| HN Mirror

Y	Hacker News new \| ask \| show \| jobs


	by loveparade 1043 days ago
	I guess it's surprising then that both Hadoop/Hive and Spark, which were the originators of SQL for ETL, typically work on data lakes instead of RDBMSs. In fact, RDBMs support didn't come for a long time. The choice of SQL has nothing to do with RDBMs. It's because SQL is a declarative language that's easy to parse and convert into a physical query plan that can be parallelized and optimized extremely well. Why is that? Because it's not a general-purpose imperative loosely typed brittle language like Python.

1 comments

dragonwriter 1043 days ago

> Hadoop/Hive and Spark, which were the originators of SQL for ETL

They weren’t.

I guarantee you, before either of those existed, when Data Warehousing was often done with a different version/configuration of the same brand of RDBMS as the transactional store (the latter likely using something closer to a normalized schema, the former using a star or snowflake schema), using SQL for ETL was absolutely normal.

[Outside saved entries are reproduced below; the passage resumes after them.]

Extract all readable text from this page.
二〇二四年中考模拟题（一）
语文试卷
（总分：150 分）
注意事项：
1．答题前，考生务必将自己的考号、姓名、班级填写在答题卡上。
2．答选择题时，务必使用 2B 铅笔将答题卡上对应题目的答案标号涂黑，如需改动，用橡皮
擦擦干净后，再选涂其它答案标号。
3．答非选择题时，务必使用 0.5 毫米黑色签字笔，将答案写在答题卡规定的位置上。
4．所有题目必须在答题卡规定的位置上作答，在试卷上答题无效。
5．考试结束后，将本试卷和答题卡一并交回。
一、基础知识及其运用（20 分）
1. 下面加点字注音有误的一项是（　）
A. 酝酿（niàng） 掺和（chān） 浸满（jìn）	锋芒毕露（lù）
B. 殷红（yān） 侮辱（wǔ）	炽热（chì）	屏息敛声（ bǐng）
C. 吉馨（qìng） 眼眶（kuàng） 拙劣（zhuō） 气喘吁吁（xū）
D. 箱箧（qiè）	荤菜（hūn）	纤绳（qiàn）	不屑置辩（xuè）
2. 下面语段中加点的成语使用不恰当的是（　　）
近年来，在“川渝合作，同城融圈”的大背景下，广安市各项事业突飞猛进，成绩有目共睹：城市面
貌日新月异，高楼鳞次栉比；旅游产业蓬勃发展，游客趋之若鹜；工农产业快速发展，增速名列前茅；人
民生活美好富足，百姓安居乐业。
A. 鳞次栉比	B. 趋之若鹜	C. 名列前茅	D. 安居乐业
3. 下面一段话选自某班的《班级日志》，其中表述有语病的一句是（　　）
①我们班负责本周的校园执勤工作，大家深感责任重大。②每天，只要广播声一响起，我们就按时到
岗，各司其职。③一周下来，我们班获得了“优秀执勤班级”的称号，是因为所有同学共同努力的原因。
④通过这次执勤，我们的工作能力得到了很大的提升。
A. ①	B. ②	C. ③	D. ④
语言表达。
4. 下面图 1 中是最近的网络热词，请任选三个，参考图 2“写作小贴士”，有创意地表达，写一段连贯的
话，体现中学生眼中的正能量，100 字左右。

Which is why newer data warehousing / data lake systems support SQL even though they aren’t RDBMSs: a couple decades of RDBMS dominance made it the JavaScript of data storage.

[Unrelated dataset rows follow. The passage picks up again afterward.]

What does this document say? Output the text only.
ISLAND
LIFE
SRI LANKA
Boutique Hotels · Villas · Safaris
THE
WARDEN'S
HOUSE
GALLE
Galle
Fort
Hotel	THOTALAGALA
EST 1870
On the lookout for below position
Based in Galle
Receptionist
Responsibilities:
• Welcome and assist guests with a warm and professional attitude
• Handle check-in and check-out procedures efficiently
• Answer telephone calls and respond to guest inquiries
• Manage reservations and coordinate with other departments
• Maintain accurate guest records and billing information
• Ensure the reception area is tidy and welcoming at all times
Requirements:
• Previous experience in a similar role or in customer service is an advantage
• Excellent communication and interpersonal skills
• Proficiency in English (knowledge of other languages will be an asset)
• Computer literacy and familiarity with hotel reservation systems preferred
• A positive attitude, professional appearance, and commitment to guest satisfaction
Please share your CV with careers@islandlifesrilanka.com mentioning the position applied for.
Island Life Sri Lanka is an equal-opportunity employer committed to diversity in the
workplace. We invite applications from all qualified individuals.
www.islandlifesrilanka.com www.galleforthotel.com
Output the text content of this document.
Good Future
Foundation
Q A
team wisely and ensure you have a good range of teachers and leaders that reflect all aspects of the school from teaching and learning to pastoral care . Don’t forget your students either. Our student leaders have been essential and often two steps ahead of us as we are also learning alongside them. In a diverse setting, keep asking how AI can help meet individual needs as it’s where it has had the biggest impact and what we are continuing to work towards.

> Because it’s not a general-purpose imperative loosely typed brittle language like Python.

Its not general-purpose or imperative, its just as much “loosely typed” as Python (both Python and SQL are strongly typed.)

Its not clear what concrete meaning “brittle” is supposed to have in this claim, so I can’t evaluate its accuracy.

Alanhlwang 1043 days ago

Definitely, I can jump into what we meant by brittle—we mainly meant that SQL scripts are hard to debug/undescriptive, you can't parametrize and customize error messages that you receive from transforms, and you can only execute one complete statement at a time that are often chained together with CTEs (which is a nightmare if its a statement of 400 lines of SQL). Python makes it easier to debug since we turn the approach from a declarative to a procedural one, and that's even the case with breakpoints when you write your actual transformers in Python.